きみを想う日々が永遠に続きますように



結蘭(ゆらん)! 今回のテストやばいから教えてくださいー!』

 萌奈(もな)からそのメッセージとともにかわいいスタンプが送られてきた。

『じゃあ図書館で待ってる』

 急いで送信し、勉強会の準備をした。
 それから、いっくんからメッセージが届いていたから先に返してから家を出た。


「ありがとう。ほんとにごめんね」

「わたしで教えれるとこならなんでもきいて」

 図書館で合流して、端のほうの席へ座る。
 珍しくだれもいなくて、閑静(かんせい)な空間だった。

 場所を変えれば勉強が(はかど)ると思った。
 なのに、手が止まってつい横にあるスマホを見てしまう。
 さっき返したメッセージの返事があるかどうかつい確認してしまう。

 いまだにわからないことがある。
 わたしと彼がくだした別れるという決断は正しかったのだろうか。
 間違いだったのだろうか。

 写真やくれたメッセージを何度も見返す。
 その度に苦しくなって、辛くなる。
 毎日その繰り返し。

 やり直したいなぁ。ほんとは。ずっと。
 やっぱり好きなんだと嫌というほど心が叫んでる。

「どうしたの?」

 わたしの手が止まっているのに気づき、萌奈が覗き込んでくる。

「……ほんとはもういっかいだけやり直したい」

 そう零したわたしに萌奈は予想外だったのか、すごく目を丸くしていた。

 はじめて本音をだれかに話した。
 ずっと強がっていた糸が切れたようだ。

 なにいってんの、といって嘲笑うかと思った。
 でも、彼女は、否定せず、わたしの想いに真剣に応えてくれた。

「結蘭、そう思うなら絶対諦めちゃだめだよ。絶対!」

「う、うん」

「わたしは結蘭が決めたことならなんでも応援するから」

「……ありがとう」

 我ながらいい親友をもったと思う。
 こんなにもわたしのことを肯定してくれて、想ってくれている。
 だから、余計に弱音を吐いてしまう。

「不安なの。
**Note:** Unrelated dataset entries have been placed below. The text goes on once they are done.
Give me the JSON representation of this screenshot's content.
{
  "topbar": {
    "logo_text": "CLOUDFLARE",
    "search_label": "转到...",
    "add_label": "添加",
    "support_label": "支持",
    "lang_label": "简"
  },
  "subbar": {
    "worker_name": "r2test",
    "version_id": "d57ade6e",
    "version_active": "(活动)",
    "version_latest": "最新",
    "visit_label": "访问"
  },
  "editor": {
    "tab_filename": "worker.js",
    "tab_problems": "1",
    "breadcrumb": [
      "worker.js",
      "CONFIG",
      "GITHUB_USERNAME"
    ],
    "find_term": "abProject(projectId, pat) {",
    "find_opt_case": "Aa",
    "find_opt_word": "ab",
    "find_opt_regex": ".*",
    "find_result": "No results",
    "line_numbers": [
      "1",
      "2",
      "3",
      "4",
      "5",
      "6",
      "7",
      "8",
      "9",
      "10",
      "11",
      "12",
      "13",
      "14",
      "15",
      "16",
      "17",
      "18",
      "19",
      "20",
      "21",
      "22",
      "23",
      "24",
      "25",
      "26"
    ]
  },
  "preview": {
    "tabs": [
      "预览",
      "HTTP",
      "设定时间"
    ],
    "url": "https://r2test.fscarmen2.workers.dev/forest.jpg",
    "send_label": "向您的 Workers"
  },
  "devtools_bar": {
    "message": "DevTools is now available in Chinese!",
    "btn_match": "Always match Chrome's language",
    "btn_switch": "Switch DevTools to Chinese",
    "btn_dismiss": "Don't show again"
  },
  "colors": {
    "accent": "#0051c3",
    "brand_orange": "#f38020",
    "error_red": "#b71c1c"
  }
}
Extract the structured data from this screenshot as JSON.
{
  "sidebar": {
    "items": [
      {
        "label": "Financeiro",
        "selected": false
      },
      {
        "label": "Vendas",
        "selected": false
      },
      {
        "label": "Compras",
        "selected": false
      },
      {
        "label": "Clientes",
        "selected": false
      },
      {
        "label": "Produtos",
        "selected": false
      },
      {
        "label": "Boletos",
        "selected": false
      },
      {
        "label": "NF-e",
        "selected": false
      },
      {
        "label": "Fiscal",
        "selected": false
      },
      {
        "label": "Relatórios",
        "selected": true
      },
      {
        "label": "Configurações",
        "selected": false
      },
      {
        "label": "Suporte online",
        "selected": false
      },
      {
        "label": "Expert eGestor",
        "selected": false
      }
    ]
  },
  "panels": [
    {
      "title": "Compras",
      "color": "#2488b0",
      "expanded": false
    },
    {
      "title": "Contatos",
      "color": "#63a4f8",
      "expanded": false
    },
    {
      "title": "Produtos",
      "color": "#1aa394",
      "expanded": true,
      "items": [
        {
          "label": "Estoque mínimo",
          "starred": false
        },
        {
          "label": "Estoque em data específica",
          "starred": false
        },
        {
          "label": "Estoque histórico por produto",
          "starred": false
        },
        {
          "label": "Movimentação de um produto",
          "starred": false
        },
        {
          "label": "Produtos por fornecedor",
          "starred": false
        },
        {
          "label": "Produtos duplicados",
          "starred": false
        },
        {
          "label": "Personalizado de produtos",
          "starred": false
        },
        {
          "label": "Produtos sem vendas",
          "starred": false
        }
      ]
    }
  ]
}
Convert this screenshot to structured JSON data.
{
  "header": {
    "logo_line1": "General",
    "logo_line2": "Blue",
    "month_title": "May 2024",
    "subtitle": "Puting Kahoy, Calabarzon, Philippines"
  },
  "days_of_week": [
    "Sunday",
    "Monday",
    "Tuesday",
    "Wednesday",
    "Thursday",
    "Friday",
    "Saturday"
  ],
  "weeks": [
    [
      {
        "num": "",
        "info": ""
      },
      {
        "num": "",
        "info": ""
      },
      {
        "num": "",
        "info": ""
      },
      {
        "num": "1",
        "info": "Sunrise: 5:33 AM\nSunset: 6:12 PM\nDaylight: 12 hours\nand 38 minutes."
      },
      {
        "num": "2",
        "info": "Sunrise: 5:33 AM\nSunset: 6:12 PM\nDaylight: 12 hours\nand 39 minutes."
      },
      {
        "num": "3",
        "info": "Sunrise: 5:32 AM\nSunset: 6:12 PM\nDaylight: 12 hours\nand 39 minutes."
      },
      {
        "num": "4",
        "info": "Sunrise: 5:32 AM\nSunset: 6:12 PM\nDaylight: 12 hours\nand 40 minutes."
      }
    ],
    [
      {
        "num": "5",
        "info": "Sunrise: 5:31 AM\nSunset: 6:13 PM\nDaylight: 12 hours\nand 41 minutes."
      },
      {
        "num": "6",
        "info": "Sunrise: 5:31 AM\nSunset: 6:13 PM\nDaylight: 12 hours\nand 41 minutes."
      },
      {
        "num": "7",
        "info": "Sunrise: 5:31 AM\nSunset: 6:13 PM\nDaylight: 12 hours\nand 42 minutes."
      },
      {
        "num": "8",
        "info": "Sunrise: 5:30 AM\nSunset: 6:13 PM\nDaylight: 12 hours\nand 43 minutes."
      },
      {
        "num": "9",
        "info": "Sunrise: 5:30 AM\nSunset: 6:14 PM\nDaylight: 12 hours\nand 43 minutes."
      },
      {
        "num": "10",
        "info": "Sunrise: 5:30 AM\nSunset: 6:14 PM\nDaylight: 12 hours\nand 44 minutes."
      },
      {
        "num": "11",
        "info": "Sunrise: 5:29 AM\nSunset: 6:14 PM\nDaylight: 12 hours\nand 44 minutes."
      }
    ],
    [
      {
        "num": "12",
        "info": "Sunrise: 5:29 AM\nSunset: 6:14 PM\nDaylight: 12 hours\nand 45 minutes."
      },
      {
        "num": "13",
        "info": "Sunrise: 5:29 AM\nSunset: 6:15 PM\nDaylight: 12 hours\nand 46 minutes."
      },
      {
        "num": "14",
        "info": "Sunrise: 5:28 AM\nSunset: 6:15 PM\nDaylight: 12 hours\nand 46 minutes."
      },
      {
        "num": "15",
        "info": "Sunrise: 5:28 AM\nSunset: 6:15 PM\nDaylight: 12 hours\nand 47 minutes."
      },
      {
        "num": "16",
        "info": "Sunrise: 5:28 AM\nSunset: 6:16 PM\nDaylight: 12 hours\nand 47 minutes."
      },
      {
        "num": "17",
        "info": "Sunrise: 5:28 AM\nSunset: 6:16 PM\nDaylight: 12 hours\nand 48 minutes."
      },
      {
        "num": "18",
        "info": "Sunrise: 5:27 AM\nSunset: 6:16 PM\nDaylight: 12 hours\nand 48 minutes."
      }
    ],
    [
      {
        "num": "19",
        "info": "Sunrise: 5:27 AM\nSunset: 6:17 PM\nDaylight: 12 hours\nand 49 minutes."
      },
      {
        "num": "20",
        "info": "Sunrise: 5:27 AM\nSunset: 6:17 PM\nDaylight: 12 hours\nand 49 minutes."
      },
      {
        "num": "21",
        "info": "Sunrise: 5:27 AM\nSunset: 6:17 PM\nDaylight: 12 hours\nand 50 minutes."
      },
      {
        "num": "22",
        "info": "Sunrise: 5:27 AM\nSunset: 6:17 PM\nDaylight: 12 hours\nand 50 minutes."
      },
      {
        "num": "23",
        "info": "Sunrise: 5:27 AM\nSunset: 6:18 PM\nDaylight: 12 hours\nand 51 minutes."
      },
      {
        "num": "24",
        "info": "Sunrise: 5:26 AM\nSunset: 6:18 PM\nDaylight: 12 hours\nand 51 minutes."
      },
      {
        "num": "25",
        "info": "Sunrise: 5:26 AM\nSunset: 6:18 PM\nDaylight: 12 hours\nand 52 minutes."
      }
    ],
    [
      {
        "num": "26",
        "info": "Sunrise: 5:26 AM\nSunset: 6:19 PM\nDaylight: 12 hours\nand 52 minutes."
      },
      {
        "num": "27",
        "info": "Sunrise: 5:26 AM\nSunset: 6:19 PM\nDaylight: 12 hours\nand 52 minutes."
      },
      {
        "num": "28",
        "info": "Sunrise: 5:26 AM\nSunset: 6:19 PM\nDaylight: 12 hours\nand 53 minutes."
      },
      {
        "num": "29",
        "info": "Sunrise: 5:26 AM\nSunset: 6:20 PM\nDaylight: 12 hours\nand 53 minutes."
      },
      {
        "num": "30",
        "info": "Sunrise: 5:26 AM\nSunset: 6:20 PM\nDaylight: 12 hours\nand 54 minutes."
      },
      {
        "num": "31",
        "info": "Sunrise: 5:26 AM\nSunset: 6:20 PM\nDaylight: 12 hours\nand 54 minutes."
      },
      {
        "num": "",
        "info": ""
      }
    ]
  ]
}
メッセージでしかやり取りがないとどうしてもなに考えてるかわかんない」

「たしかに、結蘭たちは遠距離だったからお互い見えない部分がたくさんあるよね。
 全部を知る必要はないよ。知らなくてもいいこともあると思う」

「じゃあ、深くまで入り込む必要ないってこと?」

「うん。適度な距離感が大事だと思うな」

 萌奈のアドバイスは不思議とスっと胸に入ってくる。
 彼女の言っていることはいつも正しい。
 なんでこんなに適切なことが言えるんだろうか。
 そういうば、いつもわたしばっか相談して、萌奈のことはよくわからない。

 いつか彼女からなにか話してくれるだろうか。